Likewise, imagine you are anxious about speaking in public, going to parties, or sleeping in the dark. But the anxiety goes beyond discomfort when placed in these situations. The anxiety is intense and unbearable. It keeps you awake at night, changes your eating patterns, makes you irritable and unable to function and cope effectively. It causes you to miss out on important, enriching, and positive experiences. Anxiety has become a factor for you.

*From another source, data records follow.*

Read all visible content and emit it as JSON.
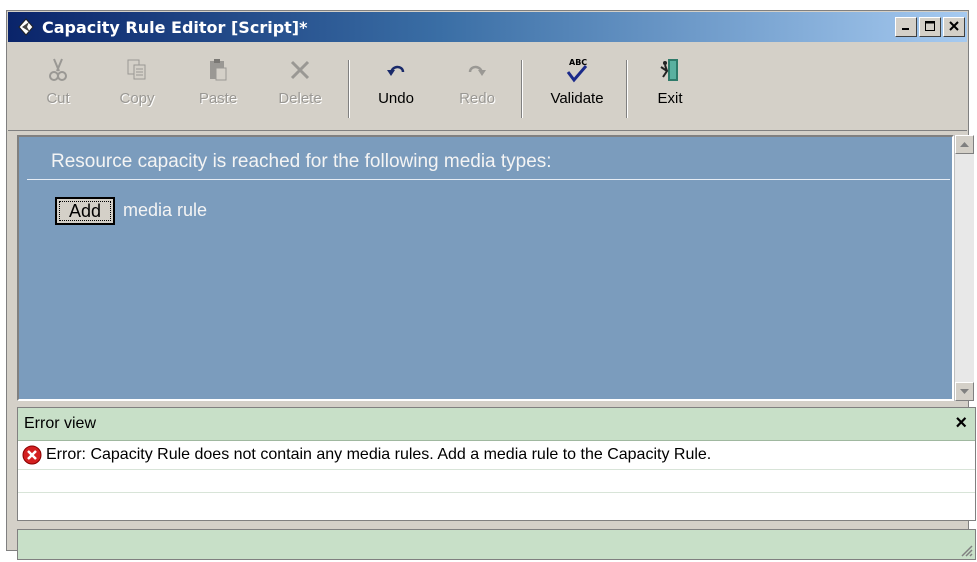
{
  "window": {
    "title": "Capacity Rule Editor [Script]*"
  },
  "toolbar": {
    "cut": "Cut",
    "copy": "Copy",
    "paste": "Paste",
    "delete": "Delete",
    "undo": "Undo",
    "redo": "Redo",
    "validate": "Validate",
    "validate_icon_text": "ABC",
    "exit": "Exit"
  },
  "editor": {
    "heading": "Resource capacity is reached for the following media types:",
    "add_button": "Add",
    "rule_text": "media rule"
  },
  "error_view": {
    "title": "Error view",
    "close": "×",
    "messages": [
      "Error: Capacity Rule does not contain any media rules. Add a media rule to the Capacity Rule."
    ]
  },
  "colors": {
    "editor_bg": "#7b9cbd",
    "panel_header": "#c8e0c8",
    "title_gradient_start": "#0a246a",
    "error_red": "#d32020"
  },
  "icons": [
    "app-logo-icon",
    "minimize-icon",
    "maximize-icon",
    "close-icon",
    "scissors-icon",
    "copy-icon",
    "clipboard-icon",
    "delete-x-icon",
    "undo-arrow-icon",
    "redo-arrow-icon",
    "spellcheck-icon",
    "exit-door-icon",
    "error-icon",
    "resize-grip-icon"
  ]
}
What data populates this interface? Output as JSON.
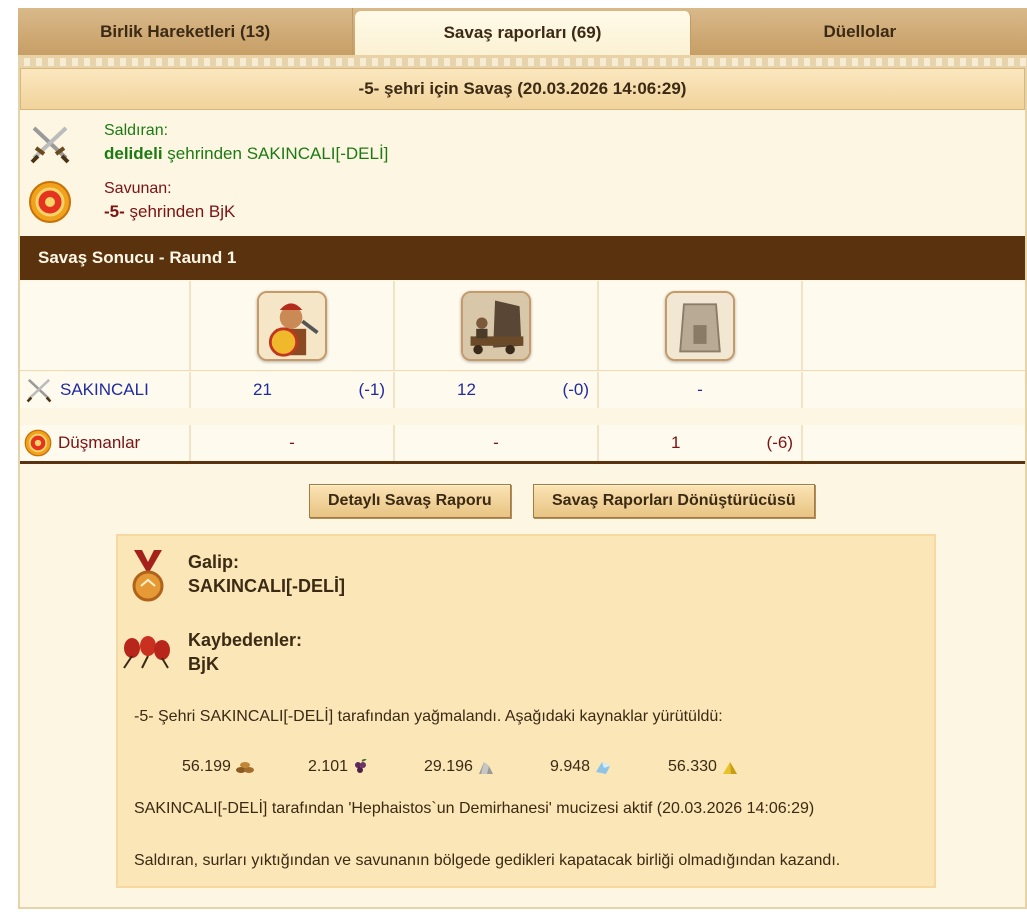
{
  "tabs": [
    {
      "label": "Birlik Hareketleri (13)"
    },
    {
      "label": "Savaş raporları (69)"
    },
    {
      "label": "Düellolar"
    }
  ],
  "report": {
    "title": "-5- şehri için Savaş (20.03.2026 14:06:29)",
    "attacker": {
      "label": "Saldıran:",
      "city": "delideli",
      "rest": " şehrinden SAKINCALI[-DELİ]"
    },
    "defender": {
      "label": "Savunan:",
      "city": "-5-",
      "rest": " şehrinden BjK"
    }
  },
  "result_bar": "Savaş Sonucu - Raund 1",
  "rows": {
    "attacker": {
      "name": "SAKINCALI",
      "u1": "21",
      "u1d": "(-1)",
      "u2": "12",
      "u2d": "(-0)",
      "u3": "-"
    },
    "defender": {
      "name": "Düşmanlar",
      "u1": "-",
      "u2": "-",
      "u3": "1",
      "u3d": "(-6)"
    }
  },
  "buttons": {
    "detailed": "Detaylı Savaş Raporu",
    "converter": "Savaş Raporları Dönüştürücüsü"
  },
  "summary": {
    "winner_label": "Galip:",
    "winner": "SAKINCALI[-DELİ]",
    "loser_label": "Kaybedenler:",
    "loser": "BjK",
    "plunder": "-5- Şehri SAKINCALI[-DELİ] tarafından yağmalandı. Aşağıdaki kaynaklar yürütüldü:",
    "resources": [
      {
        "amount": "56.199",
        "icon": "wood-icon"
      },
      {
        "amount": "2.101",
        "icon": "wine-icon"
      },
      {
        "amount": "29.196",
        "icon": "marble-icon"
      },
      {
        "amount": "9.948",
        "icon": "crystal-icon"
      },
      {
        "amount": "56.330",
        "icon": "sulfur-icon"
      }
    ],
    "wonder": "SAKINCALI[-DELİ] tarafından 'Hephaistos`un Demirhanesi' mucizesi aktif (20.03.2026 14:06:29)",
    "reason": "Saldıran, surları yıktığından ve savunanın bölgede gedikleri kapatacak birliği olmadığından kazandı."
  },
  "colors": {
    "accent": "#5a330e",
    "attacker": "#1d7a13",
    "defender": "#7a1313",
    "link": "#1f2ca1"
  }
}
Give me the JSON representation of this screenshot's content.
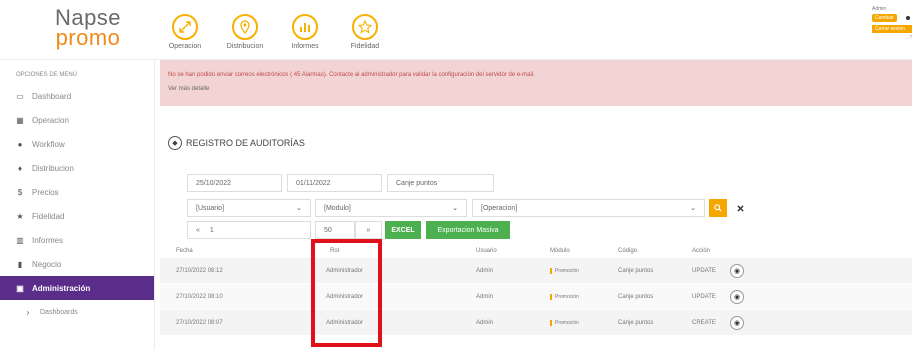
{
  "header": {
    "logo_line1": "Napse",
    "logo_line2": "promo",
    "nav": [
      {
        "label": "Operacion",
        "icon": "arrows-icon"
      },
      {
        "label": "Distribucion",
        "icon": "location-pin-icon"
      },
      {
        "label": "Informes",
        "icon": "bar-chart-icon"
      },
      {
        "label": "Fidelidad",
        "icon": "star-icon"
      }
    ],
    "user_label": "Admin",
    "badge": "Cambiar",
    "badge2": "Cerrar sesion",
    "extra": "...?"
  },
  "sidebar": {
    "title": "OPCIONES DE MENÚ",
    "items": [
      {
        "label": "Dashboard",
        "icon": "monitor-icon"
      },
      {
        "label": "Operacion",
        "icon": "grid-icon"
      },
      {
        "label": "Workflow",
        "icon": "pin-icon"
      },
      {
        "label": "Distribucion",
        "icon": "location-icon"
      },
      {
        "label": "Precios",
        "icon": "dollar-icon"
      },
      {
        "label": "Fidelidad",
        "icon": "star-icon"
      },
      {
        "label": "Informes",
        "icon": "chart-icon"
      },
      {
        "label": "Negocio",
        "icon": "building-icon"
      },
      {
        "label": "Administración",
        "icon": "calendar-icon"
      },
      {
        "label": "Dashboards",
        "icon": "sub-icon"
      }
    ]
  },
  "alert": {
    "message": "No se han podido enviar correos electrónicos ( 45 Alarmas). Contacte al administrador para validar la configuración del servidor de e-mail.",
    "more": "Ver más detalle"
  },
  "page": {
    "title": "REGISTRO DE AUDITORÍAS"
  },
  "filters": {
    "date_from": "25/10/2022",
    "date_to": "01/11/2022",
    "text": "Canje puntos",
    "usuario": "[Usuario]",
    "modulo": "[Modulo]",
    "operacion": "[Operacion]",
    "page": "1",
    "page_size": "50",
    "first_icon": "«",
    "next_icon": "»",
    "excel": "EXCEL",
    "export": "Exportacion Masiva",
    "search_icon": "search-icon",
    "clear_icon": "close-icon"
  },
  "table": {
    "headers": [
      "Fecha",
      "Rol",
      "Usuario",
      "Módulo",
      "Código",
      "Acción"
    ],
    "rows": [
      {
        "fecha": "27/10/2022 08:12",
        "rol": "Administrador",
        "usuario": "Admin",
        "modulo": "Promoción",
        "codigo": "Canje puntos",
        "accion": "UPDATE"
      },
      {
        "fecha": "27/10/2022 08:10",
        "rol": "Administrador",
        "usuario": "Admin",
        "modulo": "Promoción",
        "codigo": "Canje puntos",
        "accion": "UPDATE"
      },
      {
        "fecha": "27/10/2022 08:07",
        "rol": "Administrador",
        "usuario": "Admin",
        "modulo": "Promoción",
        "codigo": "Canje puntos",
        "accion": "CREATE"
      }
    ]
  },
  "colors": {
    "accent": "#f5a700",
    "sidebar_active": "#5b2d8a",
    "alert_bg": "#f3d4d4",
    "excel_green": "#4caf50",
    "highlight": "#e0111b"
  }
}
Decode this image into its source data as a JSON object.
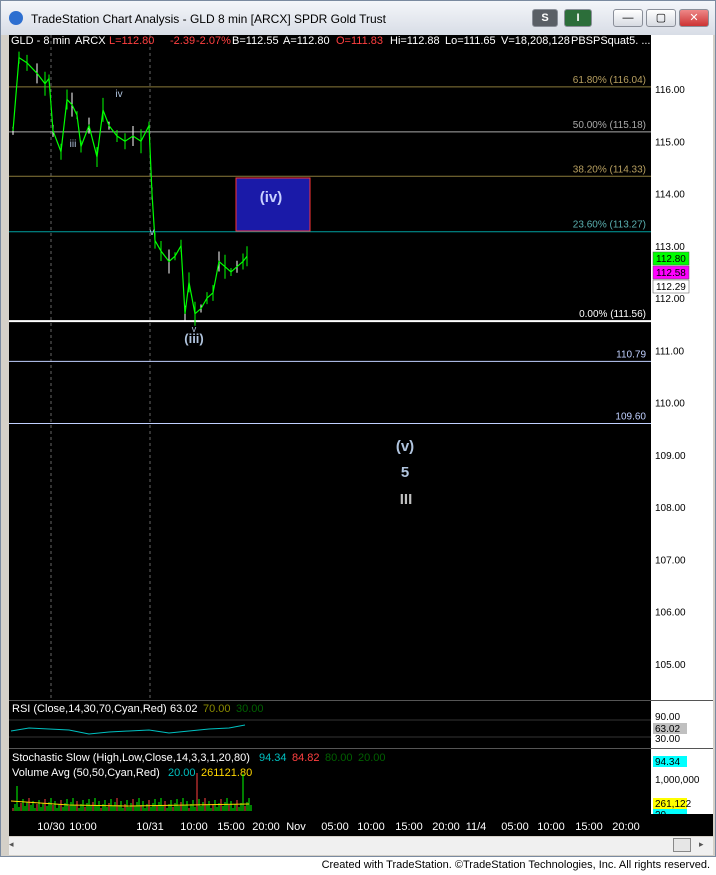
{
  "window": {
    "title": "TradeStation Chart Analysis - GLD 8 min [ARCX] SPDR Gold Trust",
    "s_button": "S",
    "i_button": "I",
    "minimize": "—",
    "maximize": "▢",
    "close": "✕"
  },
  "header": {
    "symbol": "GLD - 8 min",
    "exchange": "ARCX",
    "last": "L=112.80",
    "change": "-2.39",
    "pct": "-2.07%",
    "bid": "B=112.55",
    "ask": "A=112.80",
    "open": "O=111.83",
    "high": "Hi=112.88",
    "low": "Lo=111.65",
    "volume": "V=18,208,128",
    "study": "PBSPSquat5. ..."
  },
  "colors": {
    "green": "#00ff00",
    "red": "#ff0000",
    "cyan": "#00c0c0",
    "gold": "#b8860b",
    "box": "#1a1aa8"
  },
  "price_axis": [
    "116.00",
    "115.00",
    "114.00",
    "113.00",
    "112.00",
    "111.00",
    "110.00",
    "109.00",
    "108.00",
    "107.00",
    "106.00",
    "105.00"
  ],
  "price_tags": [
    {
      "text": "112.80",
      "bg": "#00ff00",
      "fg": "#000"
    },
    {
      "text": "112.58",
      "bg": "#ff00ff",
      "fg": "#000"
    },
    {
      "text": "112.29",
      "bg": "#ffffff",
      "fg": "#000"
    }
  ],
  "levels": [
    {
      "label": "61.80% (116.04)",
      "price": 116.04,
      "color": "#8a7a3a",
      "labelColor": "#b8a060"
    },
    {
      "label": "50.00% (115.18)",
      "price": 115.18,
      "color": "#aaaaaa",
      "labelColor": "#aaaaaa"
    },
    {
      "label": "38.20% (114.33)",
      "price": 114.33,
      "color": "#8a7a3a",
      "labelColor": "#b8a060"
    },
    {
      "label": "23.60% (113.27)",
      "price": 113.27,
      "color": "#00a0a0",
      "labelColor": "#5ab0b0"
    },
    {
      "label": "0.00% (111.56)",
      "price": 111.56,
      "color": "#ffffff",
      "labelColor": "#ffffff"
    },
    {
      "label": "110.79",
      "price": 110.79,
      "color": "#c0d0ff",
      "labelColor": "#c0d0ff"
    },
    {
      "label": "109.60",
      "price": 109.6,
      "color": "#c0d0ff",
      "labelColor": "#c0d0ff"
    }
  ],
  "annotations": {
    "box": "(iv)",
    "wave_v": "(v)",
    "five": "5",
    "three": "III",
    "iii_paren": "(iii)",
    "small_iii": "iii",
    "small_iv": "iv",
    "small_v": "v",
    "small_vdot": "v"
  },
  "rsi": {
    "label": "RSI (Close,14,30,70,Cyan,Red)",
    "value": "63.02",
    "ob": "70.00",
    "os": "30.00",
    "axis": [
      "90.00",
      "30.00"
    ],
    "tag": "63.02"
  },
  "stoch": {
    "label": "Stochastic Slow (High,Low,Close,14,3,3,1,20,80)",
    "k": "94.34",
    "d": "84.82",
    "ob": "80.00",
    "os": "20.00",
    "tag": "94.34"
  },
  "volume": {
    "label": "Volume Avg (50,50,Cyan,Red)",
    "v1": "20.00",
    "v2": "261121.80",
    "axis": "1,000,000",
    "tag1": "261,122",
    "tag2": "20"
  },
  "time_axis": [
    "10/30",
    "10:00",
    "10/31",
    "10:00",
    "15:00",
    "20:00",
    "Nov",
    "05:00",
    "10:00",
    "15:00",
    "20:00",
    "11/4",
    "05:00",
    "10:00",
    "15:00",
    "20:00"
  ],
  "footer": "Created with TradeStation. ©TradeStation Technologies, Inc. All rights reserved."
}
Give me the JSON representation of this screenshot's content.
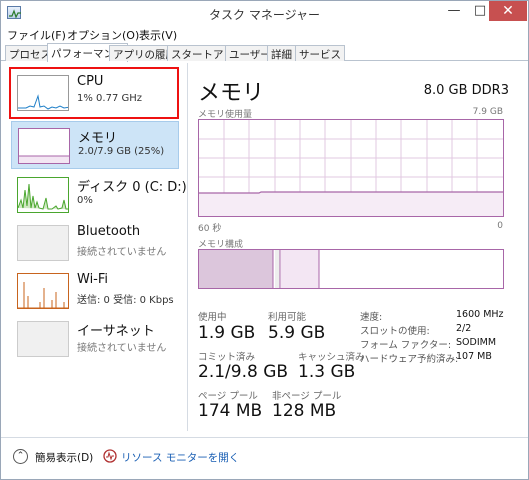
{
  "window": {
    "title": "タスク マネージャー"
  },
  "menu": [
    "ファイル(F)",
    "オプション(O)",
    "表示(V)"
  ],
  "tabs": [
    "プロセス",
    "パフォーマンス",
    "アプリの履歴",
    "スタートアップ",
    "ユーザー",
    "詳細",
    "サービス"
  ],
  "active_tab": "パフォーマンス",
  "sidebar": {
    "items": [
      {
        "title": "CPU",
        "sub": "1% 0.77 GHz"
      },
      {
        "title": "メモリ",
        "sub": "2.0/7.9 GB (25%)"
      },
      {
        "title": "ディスク 0 (C: D:)",
        "sub": "0%"
      },
      {
        "title": "Bluetooth",
        "sub": "接続されていません"
      },
      {
        "title": "Wi-Fi",
        "sub": "送信: 0 受信: 0 Kbps"
      },
      {
        "title": "イーサネット",
        "sub": "接続されていません"
      }
    ]
  },
  "main": {
    "title": "メモリ",
    "spec": "8.0 GB DDR3",
    "usage_label": "メモリ使用量",
    "usage_max": "7.9 GB",
    "time_left": "60 秒",
    "time_right": "0",
    "composition_label": "メモリ構成",
    "stats": {
      "in_use_label": "使用中",
      "in_use": "1.9 GB",
      "available_label": "利用可能",
      "available": "5.9 GB",
      "committed_label": "コミット済み",
      "committed": "2.1/9.8 GB",
      "cached_label": "キャッシュ済み",
      "cached": "1.3 GB",
      "paged_label": "ページ プール",
      "paged": "174 MB",
      "nonpaged_label": "非ページ プール",
      "nonpaged": "128 MB"
    },
    "specs": [
      {
        "label": "速度:",
        "value": "1600 MHz"
      },
      {
        "label": "スロットの使用:",
        "value": "2/2"
      },
      {
        "label": "フォーム ファクター:",
        "value": "SODIMM"
      },
      {
        "label": "ハードウェア予約済み:",
        "value": "107 MB"
      }
    ]
  },
  "footer": {
    "fewer_details": "簡易表示(D)",
    "resource_monitor": "リソース モニターを開く"
  },
  "colors": {
    "accent_memory": "#a866a8",
    "cpu_line": "#1e7fc8",
    "disk_line": "#4aa62e",
    "wifi_line": "#c8641e",
    "selection": "#cde4f7",
    "highlight_box": "#e11111"
  }
}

The good news is that fears and anxieties are highly treatable. People do not have to go through their lives experiencing the physical, psychological, and lifestyle consequences that go along with the presence of anxiety concerns. We have a strong body of research demonstrating the effectiveness of the techniques that are used to address these difficulties. Furthermore, there are a number of options for treatment that can be tailored to each specific type of fear/anxiety, situation, personality, and level of readiness. The pace of treatment is set between the client and the clinician, ensuring that the client does not move so quickly that the anxiety becomes too hard to cope with (e.g cheap lasix 100 mg. does not go from being unable to speak in public to attempting to speak in front of 100 people), while also ensuring that progress is being made toward the end goal.
Facing and conquering fears and anxieties takes incredible courage, but is also incredibly gratifying. Often, as the consequences of holding onto the fear or anxiety become increasingly difficult to live with, people begin to feel ready to do the work required to free themselves from the hold that fear has on them. If you know an adult, child, or youth struggling with fears and anxieties, help is available, and there is good reason to believe change is possible.